Weekends seem to swallow me whole and then spit out a crumpled, tired and smelly version of me on Monday mornings. I’m pretty sure that’s not how it’s supposed to go. But I look forward to my quiet weekday mornings when the kids are out of the house and I can work in peace. Weekends are great but, man, they do me in. Here’s some highlights.
On Saturday, I drove all the way to Oshawa and back with the family (a place, by the way, that my phone is always trying to autocorrect to Ottawa because, “C’mon, lady, who ever goes to Oshawa for fun?”). Then, after unloading cranky, car-napping children from the car, I rushed upstairs to get changed for a job pinch-serving for a catering friend. And it was not even bad.
Actually, it was pretty great. I skipped out on dinner and bedtime and got to walk around (burning calories and not eating) for a few hours and I was still home by 10pm, a few dollars richer. If I did this once a week, at a real bar or restaurant, I could work up a healthy sweat and cover my child-care costs for the week in one fell swoop. Twitter agreed that I am a genius for thinking up that plan. Now, if only I could land a job working only once a week (and it would have to be Sunday because Saturday is too busy and Ed’s not home early enough on the weekdays) and it would have to be the right kind of place, and not too far, but not too close and they would have to find me because I don’t have time to job hunt with all these story pitches and query letters on my “to do” list. C’mon, who doesn’t want to hire a 34-year-old mother of three to work to work in their hipster bar so she can get out of the house? I’m sure I’ll be rolling in offers by tomorrow.
Irene had a birthday party Sunday afternoon and I eagerly volunteered to take her. It was at some indoor playground a 20 minute drive away, so I would just drop her off and then find a coffee shop to work in. Okay, fine, maybe I’d take a quick peek in that Winners over there just because I’m sure there’s something I’m not thinking about that we absolutely need. Except it turned out that nearly her entire junior kindergarten class was in attendance and most of the parents were staying. I chatted with some parents, hanging out by the door with my coat on, until I decided that with 20+ four year olds running amok I might as well stay to keep an eye on my kid. It was fine, but she’s on her own when she hits five.
Oh hey, good news! I bought a new outfit for Ed’s book launch on Thursday. (All are welcome, by the way. If you’re in Toronto, please come!) The bad news is I was shopping for pot pie, so … yeah. I decided to stop at a bakery for a delicious turkey pot pie for dinner, but that meant walking right past that Winners I was talking about. And by “right past” I mean, “Want to do some fun shopping with Mommy, Irene? Just you and me?” “What are we buying?” “I don’t know.”
I just wanted to browse the houseware section in case I saw a really good deal on something I forgot I needed, I swear! I didn’t really see anything but then Irene convinced me to buy her a 4.99 princess art set and a 2.99 Star Wars activity book for Colum and damned if I was going to stand in line to get the kids crap they don’t need without getting myself some crap that I don’t need too. So I got some cushions.
And then I swear I was walking directly to the check out line, and I didn’t even slow down, when a super cute shift dress caught my eye on the clearance rack. $16! That’s practically free!
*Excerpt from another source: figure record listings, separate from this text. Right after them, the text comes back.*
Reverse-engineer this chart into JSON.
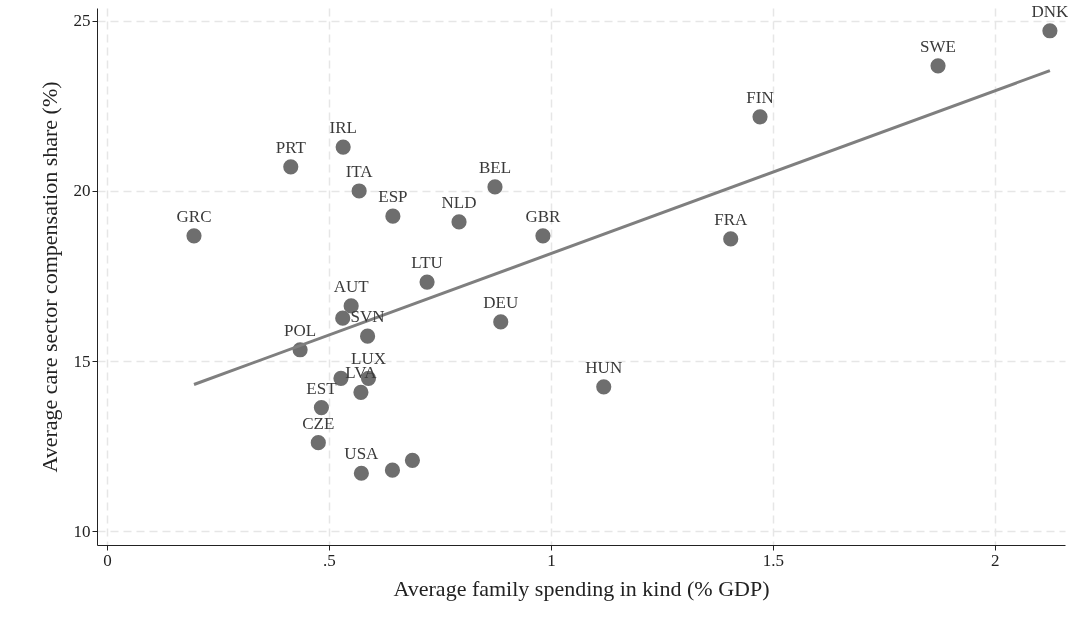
{
  "chart_data": {
    "type": "scatter",
    "xlabel": "Average family spending in kind (% GDP)",
    "ylabel": "Average care sector compensation share (%)",
    "xlim": [
      -0.0225,
      2.158
    ],
    "ylim": [
      9.59,
      25.38
    ],
    "xticks": [
      0,
      {
        "value": 0.5,
        "label": ".5"
      },
      1,
      {
        "value": 1.5,
        "label": "1.5"
      },
      2
    ],
    "yticks": [
      10,
      15,
      20,
      25
    ],
    "grid": true,
    "marker": "circle",
    "series": [
      {
        "color": "#6e6e6e",
        "x": [
          2.124,
          1.872,
          1.471,
          1.405,
          1.119,
          0.982,
          0.887,
          0.874,
          0.793,
          0.721,
          0.644,
          0.568,
          0.532,
          0.414,
          0.196,
          0.55,
          0.531,
          0.587,
          0.435,
          0.589,
          0.527,
          0.572,
          0.483,
          0.476,
          0.573,
          0.643,
          0.688
        ],
        "values": [
          24.71,
          23.68,
          22.18,
          18.59,
          14.24,
          18.68,
          16.15,
          20.12,
          19.09,
          17.32,
          19.26,
          20.0,
          21.29,
          20.71,
          18.68,
          16.62,
          16.26,
          15.73,
          15.33,
          14.49,
          14.49,
          14.08,
          13.63,
          12.6,
          11.7,
          11.79,
          12.08
        ],
        "value_labels": [
          "DNK",
          "SWE",
          "FIN",
          "FRA",
          "HUN",
          "GBR",
          "DEU",
          "BEL",
          "NLD",
          "LTU",
          "ESP",
          "ITA",
          "IRL",
          "PRT",
          "GRC",
          "AUT",
          null,
          "SVN",
          "POL",
          "LUX",
          null,
          "LVA",
          "EST",
          "CZE",
          "USA",
          null,
          null
        ]
      },
      {
        "type": "line",
        "marker": "none",
        "color": "#7f7f7f",
        "x": [
          0.196,
          2.124
        ],
        "values": [
          14.31,
          23.54
        ]
      }
    ]
  }
}
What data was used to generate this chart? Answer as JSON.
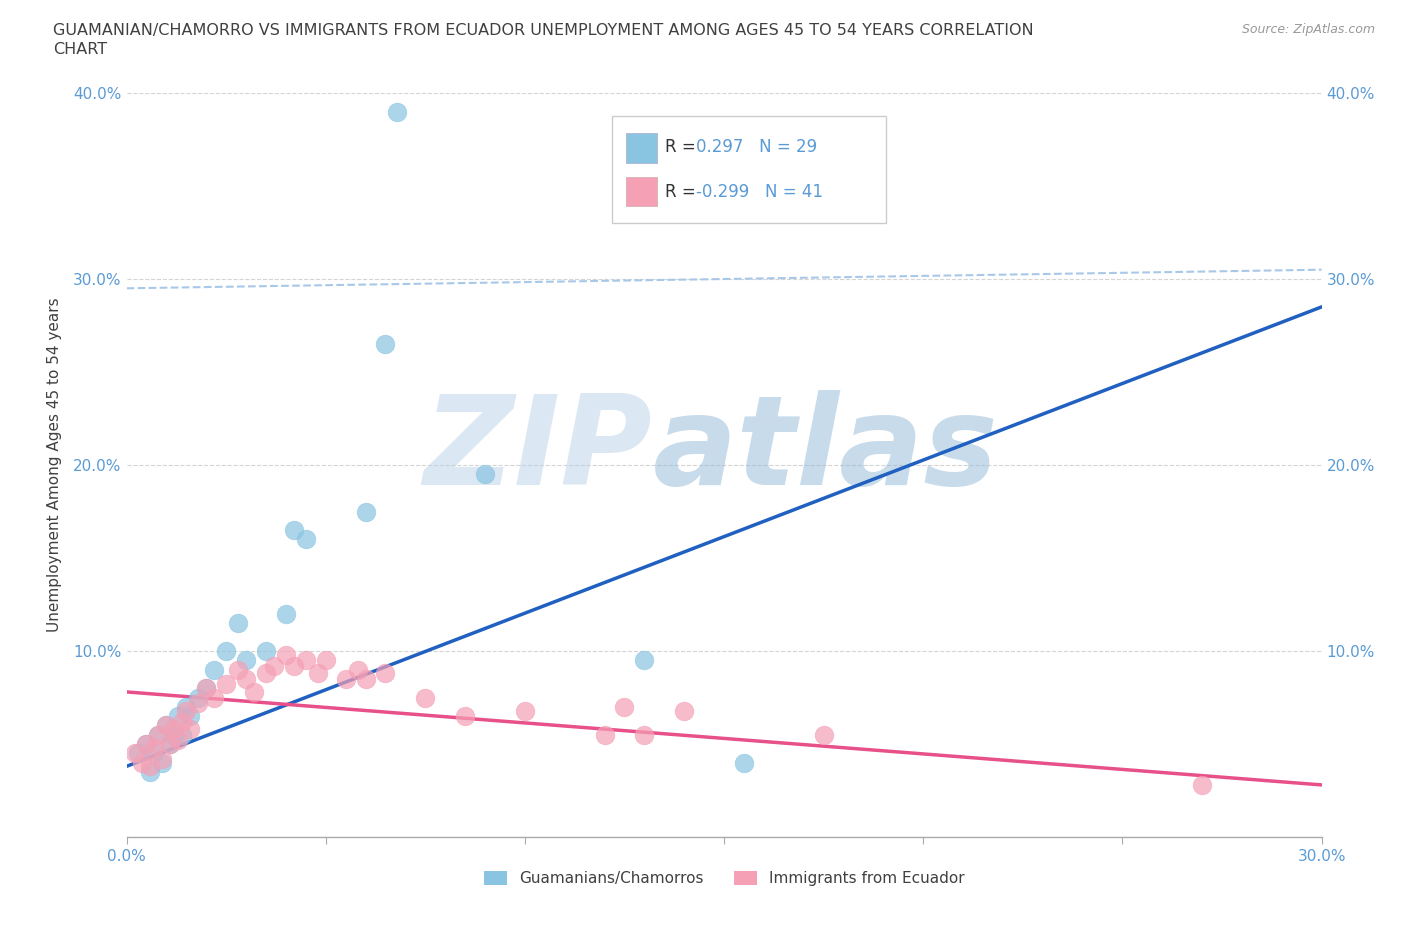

Sure, it’s a size small, but that’s okay because it will make a nice shirt until I manage to lose a few pounds and about 15 years worth of decency. (It’s really pretty short.)
Also, I see now how take out ends up being so much more expensive than you think it’s going to be.
Finally, we lined up for a coffee for the road on our way out of the mall. The middle aged woman in front of us glanced down at Irene and then turned away. She glanced down again. And again. Finally, she couldn’t resist saying something.
“Aren’t her boots on the wrong feet?”
“Yep!” I said, “That’s how we know she’s putting them on by herself.”
“But won’t that hurt her feet?”
“She hasn’t been wearing them for long. I’m not worried. Plus she has lots of room in them.”
“But her toes will start to rub.”
My smile hardened. “Well, she doesn’t always wear them on the wrong feet,” I said through clenched teeth.
She looked down again and shook her head, then moved forward with the line.
“She really didn’t want to change them,” I called out. “Sometimes we just have to pick our battles.”
This woman sure was worked up about a four year old wearing her boots on the wrong feet for someone wearing Birkenstocks with pantyhose in January.